I met a few area writers today at Botanica in Wichita, Kansas, for a writing marathon. Some of them knew each other from previous marathon events. I knew a couple from area groups, and met a few new writing friends. The purpose of the marathon was to help each of us break through whatever blocked our creative muses and just start writing, a good experience for me in a lovely location. It’s not that I have no ideas. Indeed I might have too many. It’s just hard to focus and find direction. The ideas are, as my friend April described it, “like a sprinkler, spraying thoughts everywhere.” And so I was glad to meet Meg and the worm.
“Oh, little worm, you’ll never make it,” Meg said. Stooping for a twig, she allowed the earthworm to coil around it and lifted the creature to the mulched area beside the concrete walkway.
Instantly, I felt a bond with this woman. I’ve done that as well, urging my grandson to transport wigglers littering the church parking lot after a rain back to landscaped areas. His first inclination was to smash the worms. But he soon joined me in the rescue efforts, turning it into a game to see who could save the greatest number of worms.
Kids and nature. What behavior is innate? And what behavior is learned? Are we born with the inclination to assert power over those weaker than ourselves? Or do we have generous hearts until someone convinces us otherwise?
Not long ago, I drove between Douglass and Derby on a paved county road. A mile distant, a car had pulled to the side. Traffic wound around the parked car. I slowed as I approached and watched a young woman step onto the road from the car’s driver seat. She ran two steps toward the road’s center, then looked at my approaching car and stepped back to wait. I slowed even further, noting an object on the road in my lane. Something she lost? No.

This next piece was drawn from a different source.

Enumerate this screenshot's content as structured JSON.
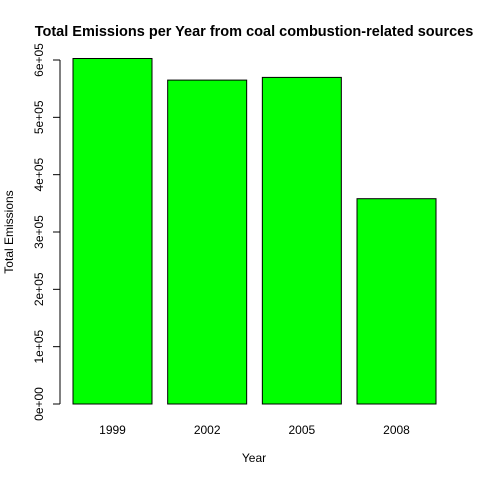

It was a turtle. As I carefully maneuvered around the turtle, we shared a smile, the girl and I.
In my mirror, I watched her dart to the turtle, carry it across the road, and return to her car.
There is hope in this chaotic world. Thirty-five years ago, I was this girl. God bless her. What happened to me? Too many issues. Too many problems. Emotional fatigue to the point where I sometimes have trouble feeling anything at all. There’s so much to care about, my heart is overloaded.
But I can cheer her on, and others like her. And I can pick something–just one thing–to care about, even if it’s an earthworm crossing a parking lot after a rainstorm. Tomorrow I can pick something else, a turtle perhaps. Or a butterfly, a child, or a friend in need.